Office manager splashes £40k on party in castle after stealing £900k from bosses


A woman splashed out £40,000 on a Halloween party in a castle after stealing over £900,000 from her property firm bosses where she worked as an office manager.

The large property firm in Edinburgh was conned out of a fortune by Emma Hunt over three years by pilfering rent payments made by tenants.

Despite having an office manager salary of £1,800 a month, Emma was able to live like a millionaire by diverting rent payments due to McClean Properties into accounts she controlled, the Daily Record reports.

The 37-year-old used the money to indulge in a spending spree on luxury holidays, hotel stays and expensive cars.

A massive £40,000 of the illegal gains were used to host a lavish Halloween party in a 16th-century castle with the marquee alone costing £12,000.

She treated friends and family to extravagant VIP days out at major sporting events including the Scottish Open golf championship.

As well as shelling out over £6,500 on a trip to Dublin, she also took her mum on a trip to a five-star all-inclusive resort in the Caribbean.

Emma’s crimes were finally uncovered by the bosses after a tenant queried the payments.

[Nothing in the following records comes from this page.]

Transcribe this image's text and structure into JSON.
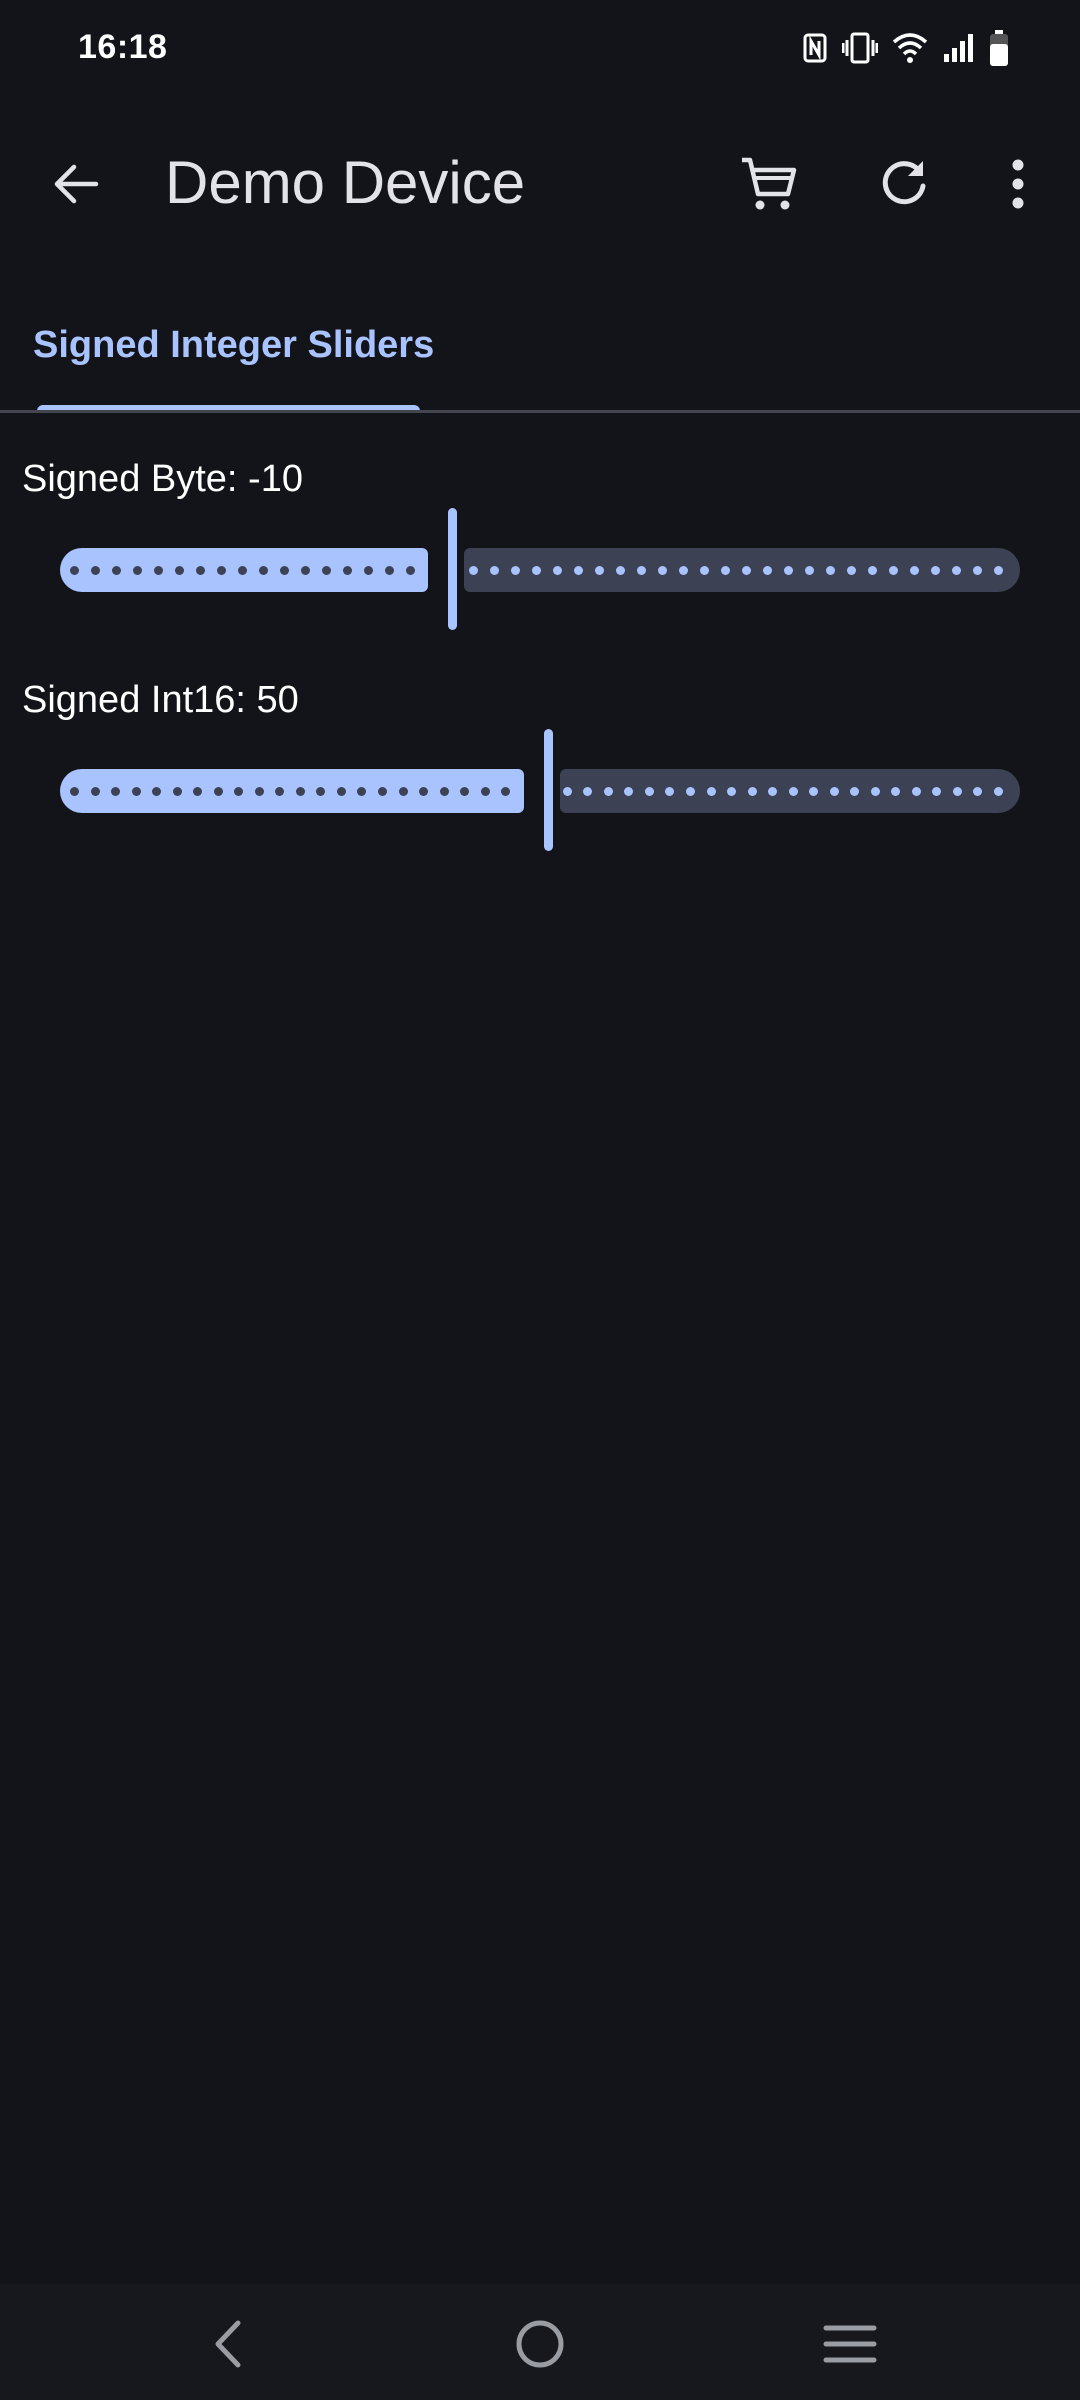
{
  "status_bar": {
    "time": "16:18",
    "icons": [
      "nfc-icon",
      "vibrate-icon",
      "wifi-icon",
      "signal-icon",
      "battery-icon"
    ]
  },
  "app_bar": {
    "title": "Demo Device",
    "actions": [
      "cart-icon",
      "refresh-icon",
      "more-vert-icon"
    ]
  },
  "tabs": [
    {
      "label": "Signed Integer Sliders",
      "selected": true
    }
  ],
  "sliders": [
    {
      "label_prefix": "Signed Byte: ",
      "value": "-10",
      "fraction": 0.4,
      "tick_count": 45
    },
    {
      "label_prefix": "Signed Int16: ",
      "value": "50",
      "fraction": 0.5,
      "tick_count": 46
    }
  ],
  "colors": {
    "background": "#131419",
    "accent": "#a9c3ff",
    "track_inactive": "#3c4154",
    "tick_on_active": "#3c4154",
    "tick_on_inactive": "#a9c3ff"
  }
}
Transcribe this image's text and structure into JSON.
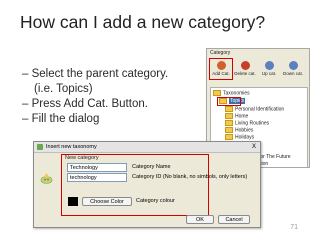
{
  "slide": {
    "title": "How can I add a new category?",
    "bullets": [
      "– Select the parent category.",
      "(i.e. Topics)",
      "– Press Add Cat. Button.",
      "– Fill the dialog"
    ],
    "page_number": "71"
  },
  "category_panel": {
    "label": "Category",
    "toolbar": {
      "add": "Add Cat.",
      "delete": "Delete cat.",
      "up": "Up cat.",
      "down": "Down cat."
    },
    "tree": {
      "root": "Taxonomies",
      "selected": "Topics",
      "items": [
        "Personal Identification",
        "Home",
        "Living Routines",
        "Hobbies",
        "Holidays"
      ],
      "partial": [
        "for The Future",
        "sion"
      ]
    }
  },
  "dialog": {
    "title": "Insert new taxonomy",
    "close": "X",
    "group_label": "New category",
    "name_value": "Technology",
    "name_label": "Category Name",
    "id_value": "technology",
    "id_label": "Category ID (No blank, no simbols, only letters)",
    "choose_color": "Choose Color",
    "colour_label": "Category colour",
    "ok": "OK",
    "cancel": "Cancel",
    "colors": {
      "highlight": "#d40000",
      "swatch": "#000000"
    }
  }
}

When giving evidence at Edinburgh Sheriff Court she denied the offences by spinning a web of lies.

The swindler made claims that the boss at the property firm, who is now deceased, allowed her to spend the cash to buy her silence, telling jurors that prostitutes were being put up in flats.

Her claims were rejected by the jury who found her guilty of stealing more than £900,000. 

Emma even told friends that she had raked in huge sums of money from running her own cleaning business.

“Hunt is a fantasist but she is also very clever. The way she was able to keep this fraud from being discovered for such a long time shows she knew what she was doing,” a source said.

The crimes started shortly after Emma started working as an office manager at McLean Properties in 2016, the court was told. 

A joint minute of agreed facts was read to the jury by Fiscal depute Connor Muir detailing Hunt’s wild spending sprees. These included:

  • £39,244 on a Halloween bash in 2018 for around 80 people at the 16th century Fenton Tower, near North Berwick.

  • A birthday party in 2016 for herself and 19 others at Musselburgh Racecourse in East Lothian for £3000.

  • Hospitality for Ladies’ Day at the same racecourse for 20 people in both 2017 and 2018, paying £6360 and £6600 respectively.

  • She bankrolled hospitality packages in 2018 for 12 friends at the Scottish Open at £300 per person.

  • £7180 was spent at Murrayfield Stadium for hospitality packages for 10 people at the ­Scotland v England Six Nations clash.

  • At least £23,219 on ­accommodation around Edinburgh at a string of top-class hotels, such as the swanky Principal and the five-star Caledonian, between 2016 and 2019.

McLean Properties – understood to be controlled by members of Edinburgh’s well-known Crolla family – feared money might be missing for several months before Hunt was caught.

The jury was told Hunt’s key role in controlling financial paperwork allowed her to continue covering her tracks.

Rather than giving the company’s bank details for rent payments, Hunt was using her own. Deposits were taken from student tenants who weren’t usually charged this fee according to company policy.

A later ploy involved invoices being amended by her from outside firms carrying out services including maintenance.

By arranging new payments for old invoices which were already settled, she had even more means to obtain funds. She would contact the firm which received the cash, claim it was a mistake, and have the sums repaid into her own account.

She was finally sacked following investigations by her bosses and the police being called in. A tenant had contacted McLean Properties to say they’d been asked to change the account to whom they made rent payments.

Sheriff John Mundy deferred sentence for reports.